Mutually-verified contacts
In most implementations, each contact has a code that is generated by the messaging or social media platform as a human-readable or machine-readable form. The former approach would be a series of letters and numbers while the latter would be a barcode or QR code that you scan with your computing device’s camera.
In a lot of cases, this code changes if the user installs the social-media app on a new device or reinstalls it on the same device. The latter situation can occur if your phone is playing up and you have to reinstall all of your apps from scratch.
Users are encouraged to verify each other using this authentication code either in person or through another, preferably secure, means of communication. In-person verification may take place in the form of one user scanning the other user’s machine-readable code with their phone.
This allows each user of the platform to be sure they are communicating with the user they intend to communicate with and there isn’t anything that is between each party of the conversation. It is similar to a classic contact-authentication approach of asking someone a question that both you and the contact know the answer to mutually like a common fact or simply using a nickname for example.
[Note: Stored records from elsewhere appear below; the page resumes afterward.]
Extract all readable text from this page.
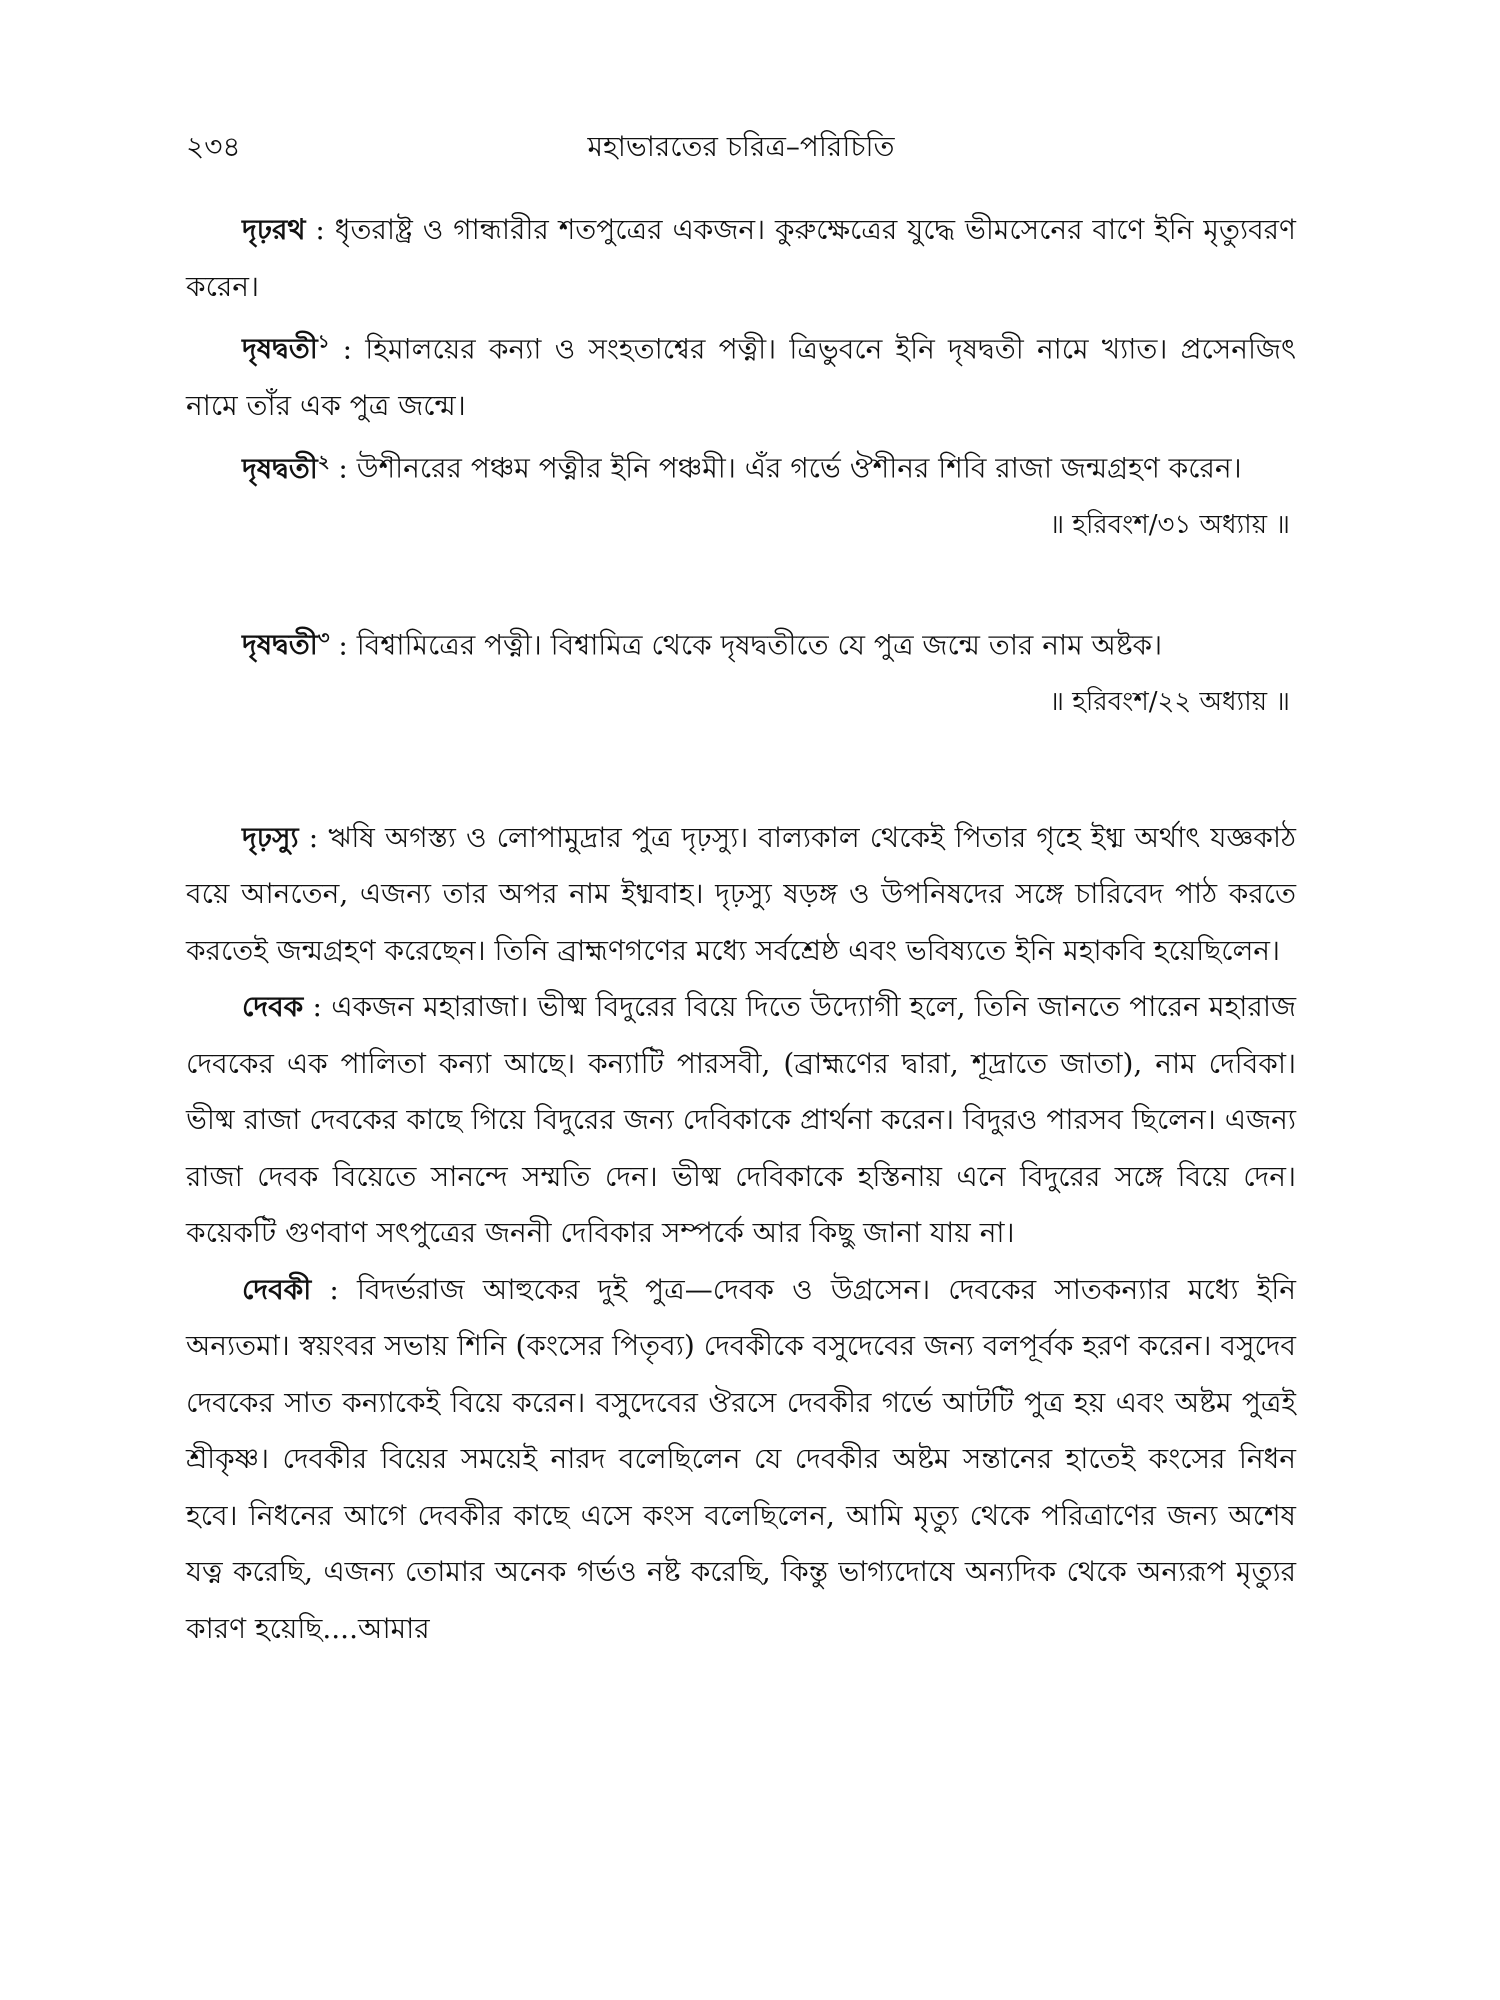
২৩৪	মহাভারতের চরিত্র–পরিচিতি

দৃঢ়রথ : ধৃতরাষ্ট্র ও গান্ধারীর শতপুত্রের একজন। কুরুক্ষেত্রের যুদ্ধে ভীমসেনের বাণে ইনি মৃত্যুবরণ করেন।

দৃষদ্বতী$^১$ : হিমালয়ের কন্যা ও সংহতাশ্বের পত্নী। ত্রিভুবনে ইনি দৃষদ্বতী নামে খ্যাত। প্রসেনজিৎ নামে তাঁর এক পুত্র জন্মে।

দৃষদ্বতী$^২$ : উশীনরের পঞ্চম পত্নীর ইনি পঞ্চমী। এঁর গর্ভে ঔশীনর শিবি রাজা জন্মগ্রহণ করেন।

॥ হরিবংশ/৩১ অধ্যায় ॥

দৃষদ্বতী$^৩$ : বিশ্বামিত্রের পত্নী। বিশ্বামিত্র থেকে দৃষদ্বতীতে যে পুত্র জন্মে তার নাম অষ্টক।

॥ হরিবংশ/২২ অধ্যায় ॥

দৃঢ়স্যু : ঋষি অগস্ত্য ও লোপামুদ্রার পুত্র দৃঢ়স্যু। বাল্যকাল থেকেই পিতার গৃহে ইধ্ম অর্থাৎ যজ্ঞকাঠ বয়ে আনতেন, এজন্য তার অপর নাম ইধ্মবাহ। দৃঢ়স্যু ষড়ঙ্গ ও উপনিষদের সঙ্গে চারিবেদ পাঠ করতে করতেই জন্মগ্রহণ করেছেন। তিনি ব্রাহ্মণগণের মধ্যে সর্বশ্রেষ্ঠ এবং ভবিষ্যতে ইনি মহাকবি হয়েছিলেন।

দেবক : একজন মহারাজা। ভীষ্ম বিদুরের বিয়ে দিতে উদ্যোগী হলে, তিনি জানতে পারেন মহারাজ দেবকের এক পালিতা কন্যা আছে। কন্যাটি পারসবী, (ব্রাহ্মণের দ্বারা, শূদ্রাতে জাতা), নাম দেবিকা। ভীষ্ম রাজা দেবকের কাছে গিয়ে বিদুরের জন্য দেবিকাকে প্রার্থনা করেন। বিদুরও পারসব ছিলেন। এজন্য রাজা দেবক বিয়েতে সানন্দে সম্মতি দেন। ভীষ্ম দেবিকাকে হস্তিনায় এনে বিদুরের সঙ্গে বিয়ে দেন। কয়েকটি গুণবাণ সৎপুত্রের জননী দেবিকার সম্পর্কে আর কিছু জানা যায় না।

দেবকী : বিদর্ভরাজ আহুকের দুই পুত্র—দেবক ও উগ্রসেন। দেবকের সাতকন্যার মধ্যে ইনি অন্যতমা। স্বয়ংবর সভায় শিনি (কংসের পিতৃব্য) দেবকীকে বসুদেবের জন্য বলপূর্বক হরণ করেন। বসুদেব দেবকের সাত কন্যাকেই বিয়ে করেন। বসুদেবের ঔরসে দেবকীর গর্ভে আটটি পুত্র হয় এবং অষ্টম পুত্রই শ্রীকৃষ্ণ। দেবকীর বিয়ের সময়েই নারদ বলেছিলেন যে দেবকীর অষ্টম সন্তানের হাতেই কংসের নিধন হবে। নিধনের আগে দেবকীর কাছে এসে কংস বলেছিলেন, আমি মৃত্যু থেকে পরিত্রাণের জন্য অশেষ যত্ন করেছি, এজন্য তোমার অনেক গর্ভও নষ্ট করেছি, কিন্তু ভাগ্যদোষে অন্যদিক থেকে অন্যরূপ মৃত্যুর কারণ হয়েছি....আমার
The feature is part of Signal but is being baked in to Apple iMessage as part of iOS/iPadOS 16.3 and MacOS Ventura 13.1. But I see this as a feature that will become part of various instant-messaging, social media and similar products as the market demands more secure conversation.
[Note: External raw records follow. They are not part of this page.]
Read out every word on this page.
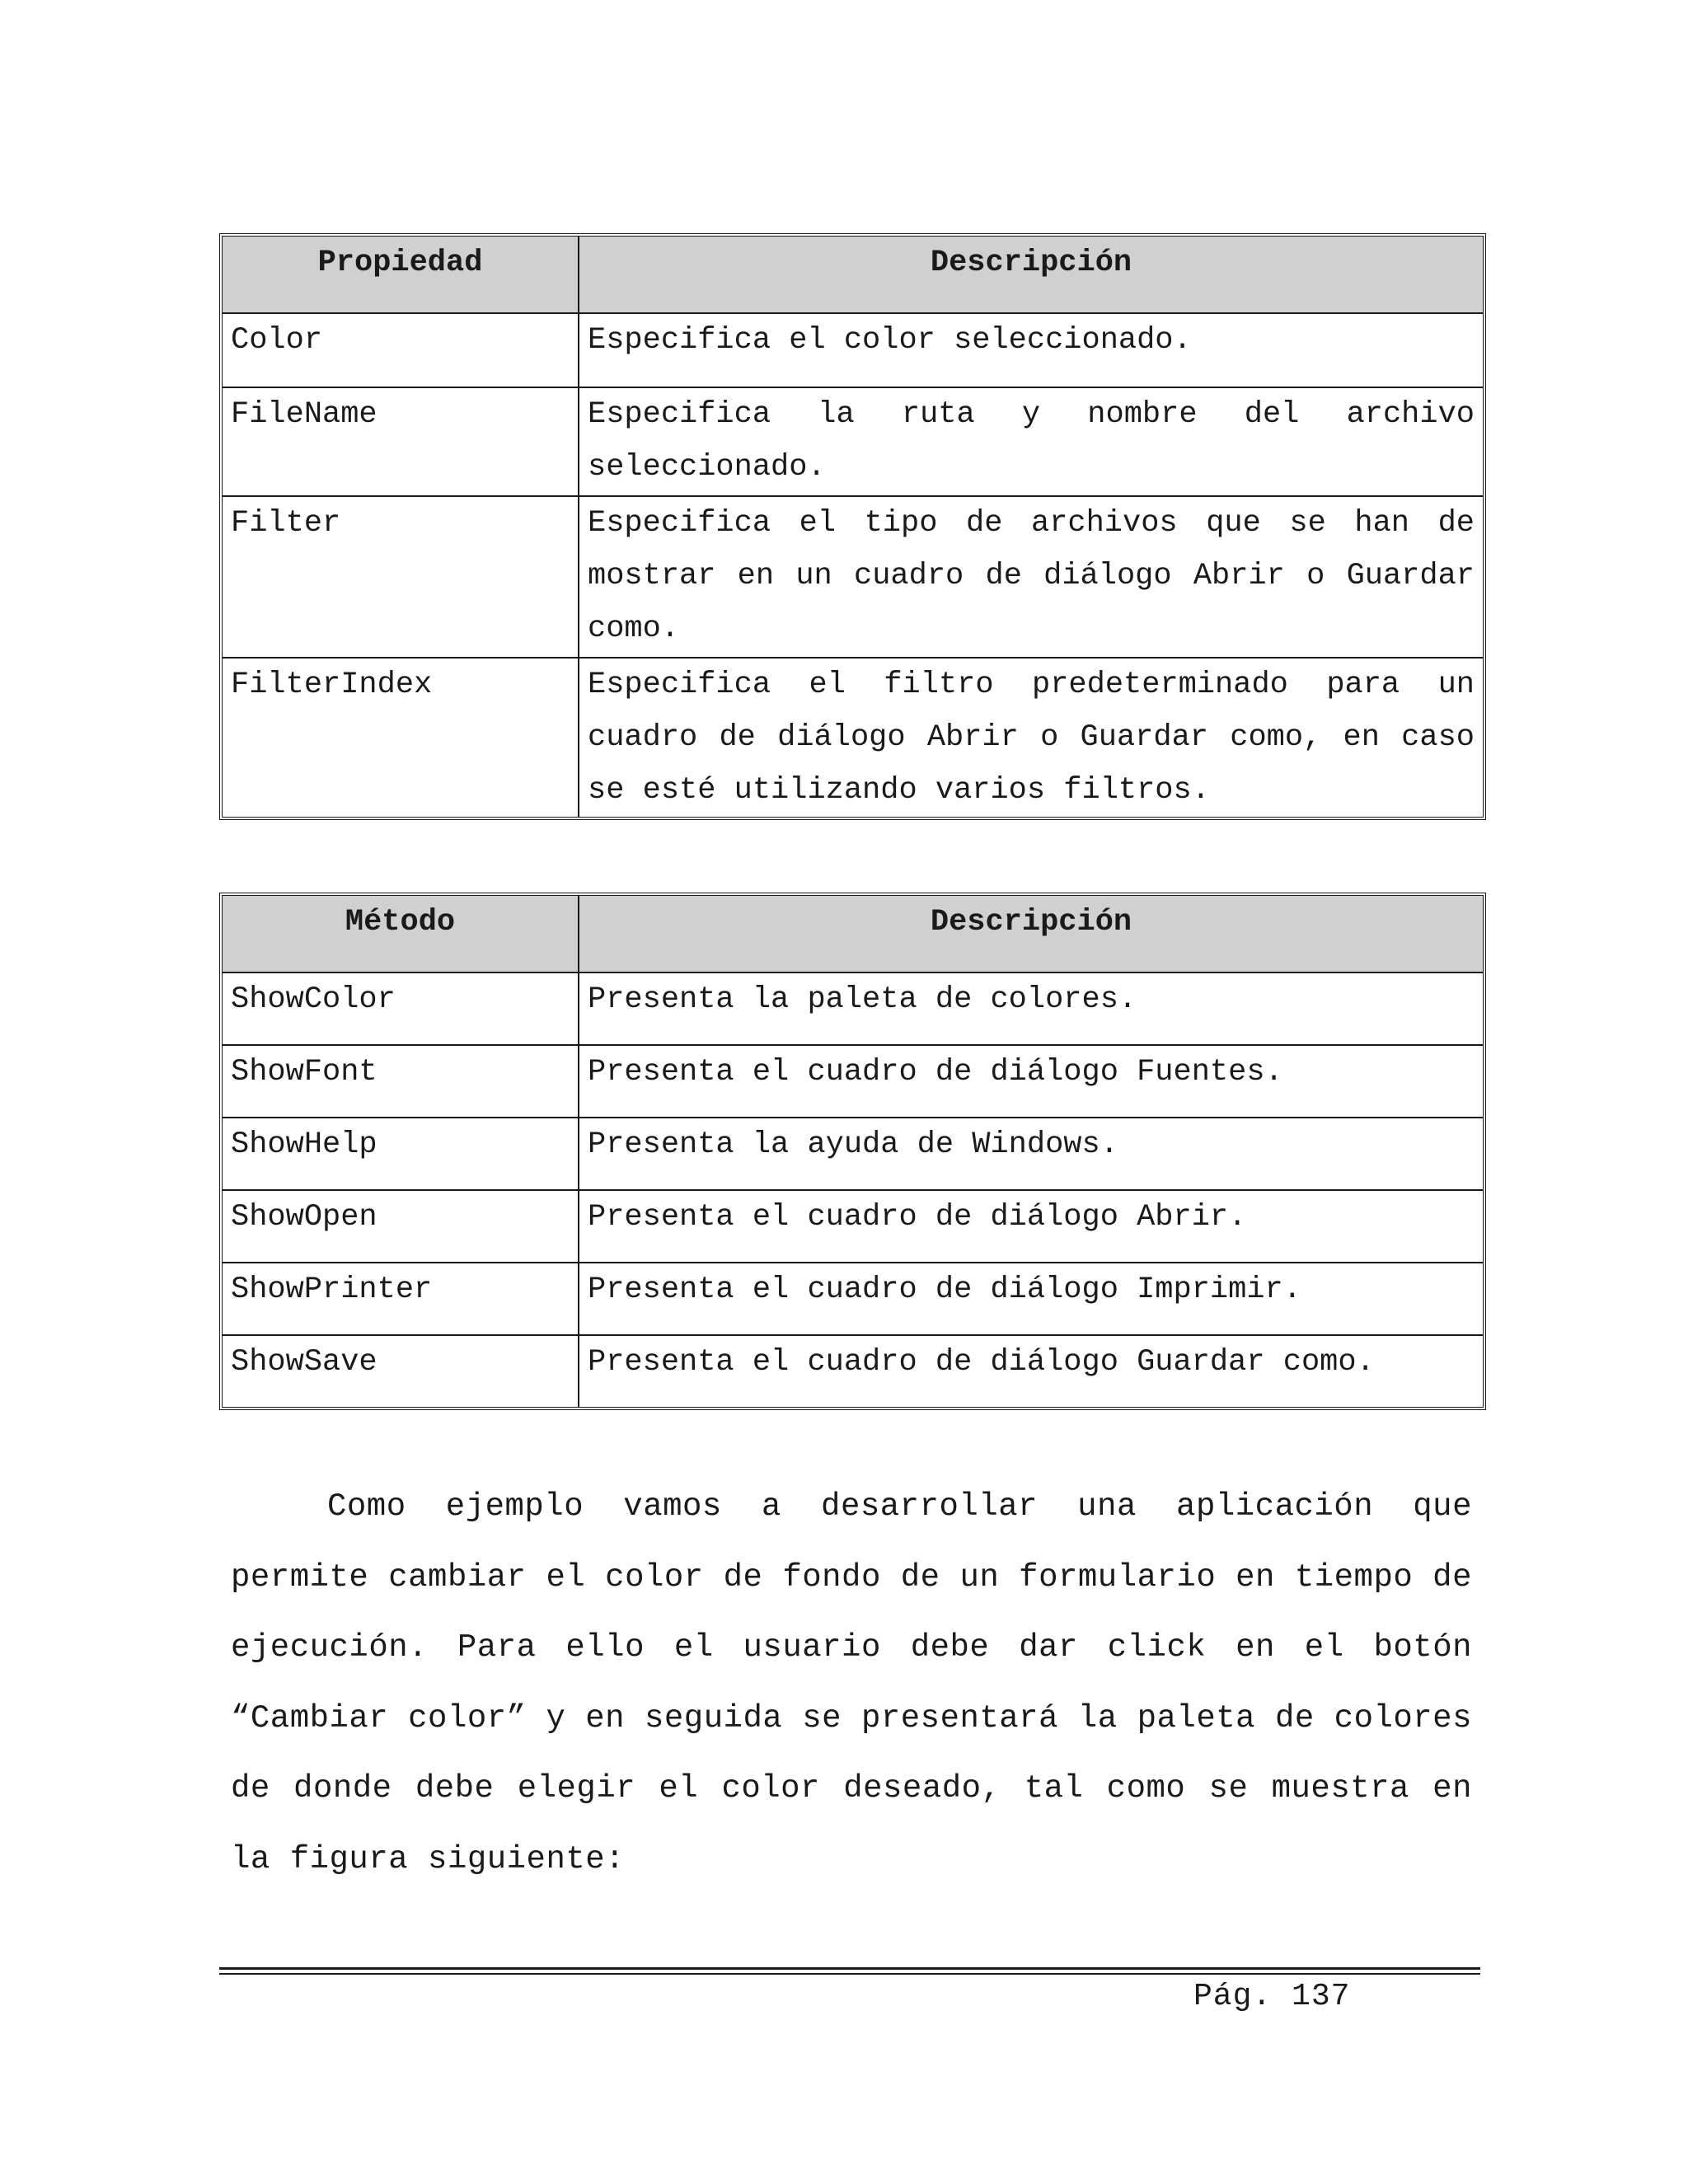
Propiedad	Descripción
Color	Especifica el color seleccionado.
FileName	Especifica la ruta y nombre del archivo seleccionado.
Filter	Especifica el tipo de archivos que se han de mostrar en un cuadro de diálogo Abrir o Guardar como.
FilterIndex	Especifica el filtro predeterminado para un cuadro de diálogo Abrir o Guardar como, en caso se esté utilizando varios filtros.
Método	Descripción
ShowColor	Presenta la paleta de colores.
ShowFont	Presenta el cuadro de diálogo Fuentes.
ShowHelp	Presenta la ayuda de Windows.
ShowOpen	Presenta el cuadro de diálogo Abrir.
ShowPrinter	Presenta el cuadro de diálogo Imprimir.
ShowSave	Presenta el cuadro de diálogo Guardar como.

Como ejemplo vamos a desarrollar una aplicación que permite cambiar el color de fondo de un formulario en tiempo de ejecución. Para ello el usuario debe dar click en el botón “Cambiar color” y en seguida se presentará la paleta de colores de donde debe elegir el color deseado, tal como se muestra en la figura siguiente:

Pág. 137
Zoom also implements this as part of its end-to-end encryption feature for videoconferences. Here, users can verify that they are in a secure videoconference by comparing a number sequence read out by the meeting host after they click on a “shield” icon that appears during an encrypted videoconference. Here, this feature could come in to play with Signal and similar apps that are used for group conversations.
Relevance
Primarily this feature is being pitched towards users who stand to lose a lot, including their lives because they engage in “high-stakes” activities. Such users are government officials, public servants and military in democratic states, vendors who sell goods and services to government or military in these states, journalists and media workers in states that value a free press along with human-rights activists and NGSs.
Here, these users become highly vulnerable due to them being of interest to authoritarian states and organisations or individuals that aid and abet these states. It is also being applied to countries that have undergone a significant amount of democratic backsliding or are considered to be socially unstable.
Personally, I see this as being important for everyday use so you can be sure that whom you want as part of your social-media or online messaging circle is whom you actually want. Here, it can avoid you dealing with scams based on others impersonating you or others in your social circle such as the “relative in distress” scam. As well, it can also be seen as a way to be sure you are linking with the right person when you add a new person to your social-media list.
Conclusion
I would see an increasing number of communications, social media and similar platforms acquiring the “mutual contact verification” function as a security feature. This would be more so where the platform supports end-to-end encryption in any way or there is a reliance on some form of personal safety or business confidentiality.